Silvia Dai Pra', Senza salutare nessuno; un ritorno in Istria, Bari-Roma, Laterza, 2019.
Un po' memoir, un po' reportage, un po' storia familiare il libro di Silvia Dai Pra' è un viaggio realistico, un ritorno in Istria, aspro come lo sono le pietraie del Carso, ma leggero come la brezza del mattino che illumina le cose nascoste dalla nebbia.
Perché nonna Iole se n'era scappata dall'Istria e perché non voleva sentire parlare di titini e Jugoslavia e perché quello strano buon viaggio, "non mi salutare nessuno", quando la protagonista decide di andare in Istria?
L'infame e opportunistica politica democristiana e comunista aveva coperto ogni traccia di ciò che era avvenuto in Istria e in Dalmazia alla fine del secondo conflitto mondiale; del resto una ragazza - come l'autrice del racconto - cresciuta nelle sezioni del Pci a pane e fandonie dell'Anpi che ne poteva sapere delle foibe, parola pressoché sconosciuta se non fosse per quella scritta a pennarello su una sedia di legno "Una, dieci, cento foibe"?
Ma un paio di foto del bisnonno - di lui non è rimasto altro - "commerciante infoibato a Vines il 5 ottobre 1943" mettono in moto un percorso di ricerca attraverso archivi, biblioteche, mail che non ricevono risposta, silenzi e pianti nascosti della nonna. Così l'autrice, ripercorrendo i viottoli e attraversando le strade polverose dei paesini istriani, scopre che "tutto ciò che poteva trasformarsi in memoria andava, negli anni, con regolarità distrutto", i monumenti e le targhe ricordo ai "gloriosi partigiani" di Tito hanno definitivamente coperto la storia degli italiani d'Istria. Ma qualcuno ancora ricorda le violenze gratuite contro le donne sole, perché i mariti o i fidanzati erano in guerra, perpetrate dalla banda dei partigiani comandati da Mate Stemberga, e le deportazioni di notte, lungo i boschi, per finire ai margini di una foiba legati a due a due col filo di ferro e "il fortunato era quello che si prendeva subito la pallottola in testa. L'altro cadeva insieme a lui, giù, nella foiba, e aspettava che arrivasse la morte".
Poi l'arrivo alla foiba di Vines: non c'è un monumento, la vegetazione copre tutto: "Foglie che sono ricresciute così violente da cancellare ogni traccia di una storia che, nell'avanzare degli orrori futuri e del tempo, verrà a sua volta inghiottita dal nulla".

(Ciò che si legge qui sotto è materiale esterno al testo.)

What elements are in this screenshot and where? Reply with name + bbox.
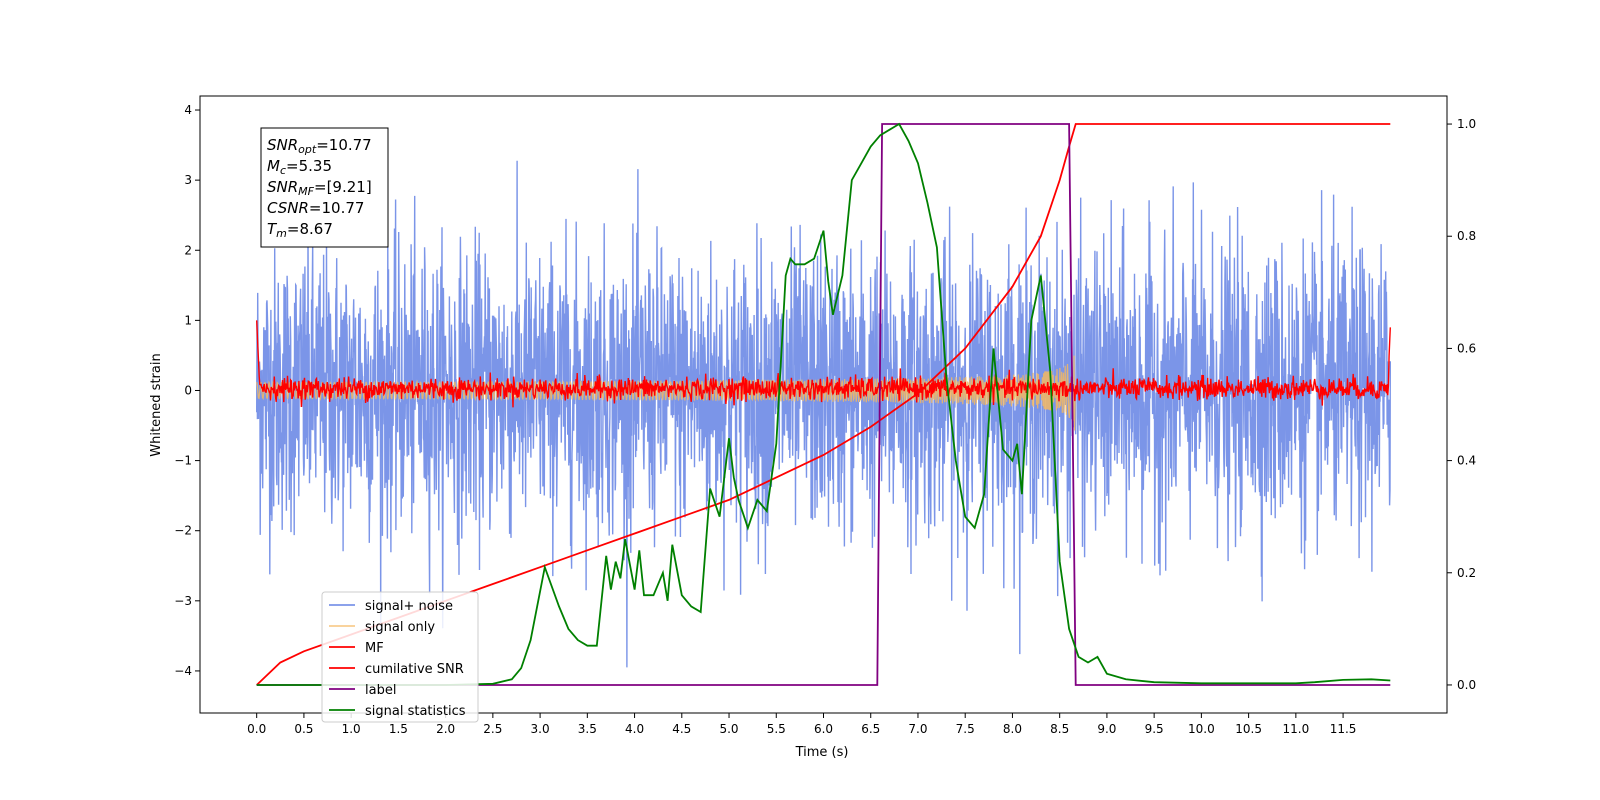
info-entry: CSNR=10.77 [267,199,364,217]
y-tick-label: 4 [184,103,192,117]
series-label [256,123,1391,686]
x-tick-label: 10.5 [1235,722,1262,736]
y-axis-label: Whitened strain [149,353,164,456]
x-axis: 0.0 0.5 1.0 1.5 2.0 2.5 3.0 3.5 4.0 4.5 5.0 5.5 6.0 6… [247,713,1356,736]
legend-label: label [365,683,396,698]
x-tick-label: 5.5 [767,722,786,736]
info-entry: SNRopt=10.77 [267,136,372,156]
legend: signal+ noise signal only MF cumilative SNR… [321,591,479,723]
x-tick-label: 11.0 [1282,722,1309,736]
y2-tick-label: 0.8 [1457,229,1476,243]
series-signal-statistics [256,122,1391,686]
legend-frame [321,591,479,723]
x-tick-label: 4.5 [672,722,691,736]
x-tick-label: 11.5 [1330,722,1357,736]
legend-label: MF [365,641,384,656]
x-tick-label: 0.5 [294,722,313,736]
x-tick-label: 6.0 [814,722,833,736]
x-tick-label: 8.0 [1003,722,1022,736]
x-tick-label: 7.5 [956,722,975,736]
x-tick-label: 8.5 [1050,722,1069,736]
x-tick-label: 3.0 [531,722,550,736]
y-tick-label: −4 [174,664,192,678]
y-axis-left: −4 −3 −2 −1 0 1 2 3 4 [174,103,200,678]
x-tick-label: 1.5 [389,722,408,736]
legend-label: signal+ noise [365,599,453,614]
y-tick-label: 2 [184,243,192,257]
legend-label: signal only [365,620,435,635]
x-tick-label: 5.0 [719,722,738,736]
legend-label: signal statistics [365,704,466,719]
series-signal-noise [256,160,1391,668]
y2-tick-label: 0.6 [1457,341,1476,355]
y-tick-label: 3 [184,173,192,187]
y-tick-label: −3 [174,594,192,608]
y2-tick-label: 1.0 [1457,117,1476,131]
x-tick-label: 4.0 [625,722,644,736]
x-tick-label: 10.0 [1188,722,1215,736]
info-entry: Tm=8.67 [267,220,333,240]
x-tick-label: 0.0 [247,722,266,736]
series-mf [256,320,1391,408]
y-tick-label: 1 [184,313,192,327]
y-tick-label: −1 [174,454,192,468]
info-entry: SNRMF=[9.21] [267,178,372,198]
info-entry: Mc=5.35 [267,157,332,177]
y-axis-right: 0.0 0.2 0.4 0.6 0.8 1.0 [1447,117,1476,692]
x-tick-label: 1.0 [342,722,361,736]
x-tick-label: 3.5 [578,722,597,736]
x-tick-label: 2.0 [436,722,455,736]
y2-tick-label: 0.0 [1457,678,1476,692]
x-tick-label: 2.5 [483,722,502,736]
x-tick-label: 9.0 [1097,722,1116,736]
y-tick-label: 0 [184,383,192,397]
y2-tick-label: 0.4 [1457,454,1476,468]
legend-label: cumilative SNR [365,662,464,677]
info-box-frame [260,127,389,248]
x-axis-label: Time (s) [795,745,849,760]
x-tick-label: 7.0 [908,722,927,736]
y2-tick-label: 0.2 [1457,566,1476,580]
x-tick-label: 9.5 [1145,722,1164,736]
info-box: SNRopt=10.77Mc=5.35SNRMF=[9.21]CSNR=10.7… [260,127,389,248]
y-tick-label: −2 [174,524,192,538]
x-tick-label: 6.5 [861,722,880,736]
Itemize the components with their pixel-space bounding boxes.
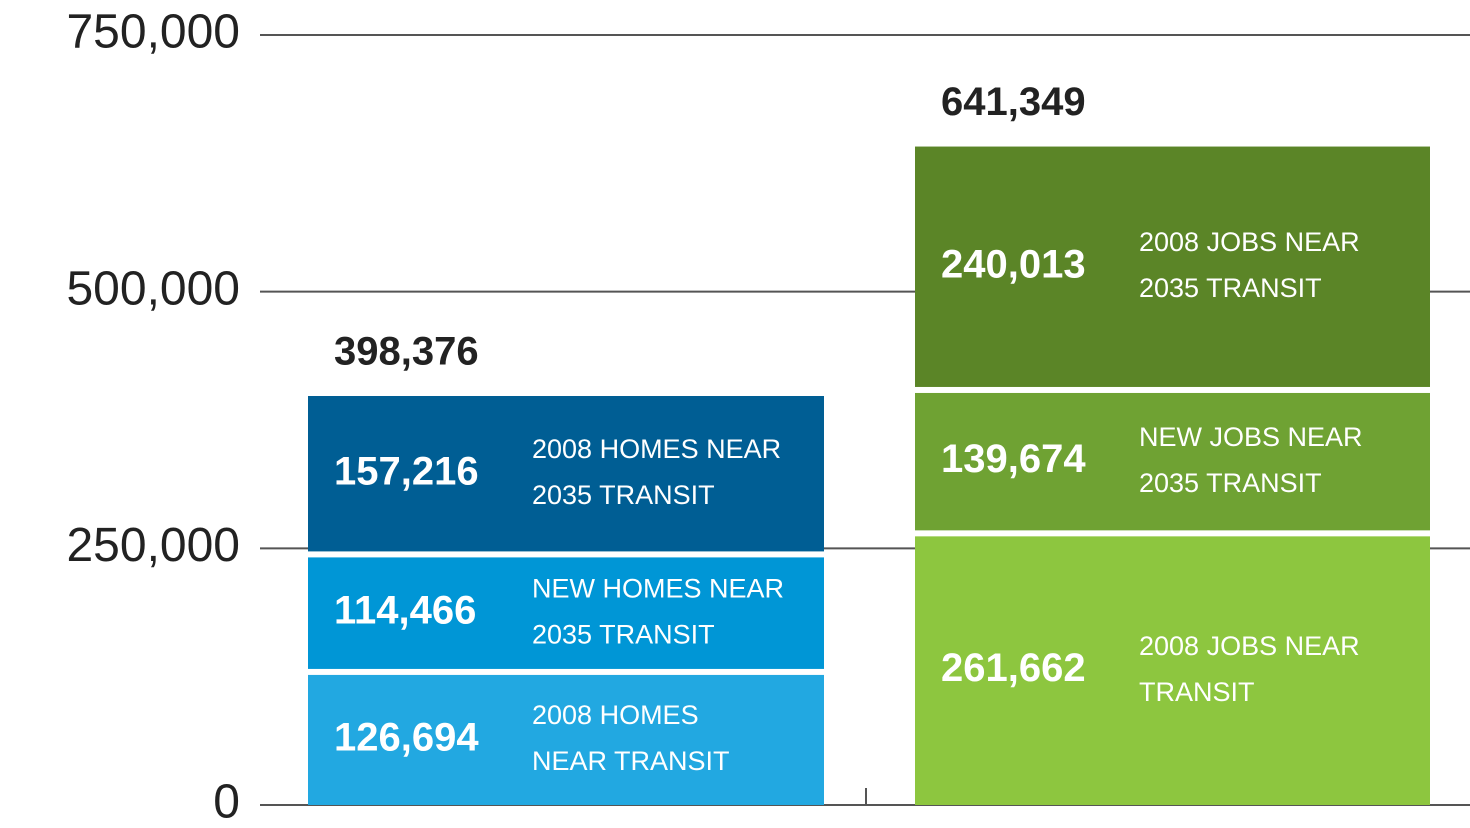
y-tick-label: 0 (213, 776, 240, 828)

Ancora oggi i gendarmi della memoria vorrebbero cancellare le tracce di stragi e assassinii, spesso compiute per vendette personali, per interessi e ruberie ai danni degli italiani; ma poi la memoria riaffiora, come nel racconto di Silvia, a illuminare pagine di storia familiare e di storia patria che, per fortuna, non tutti hanno dimenticato.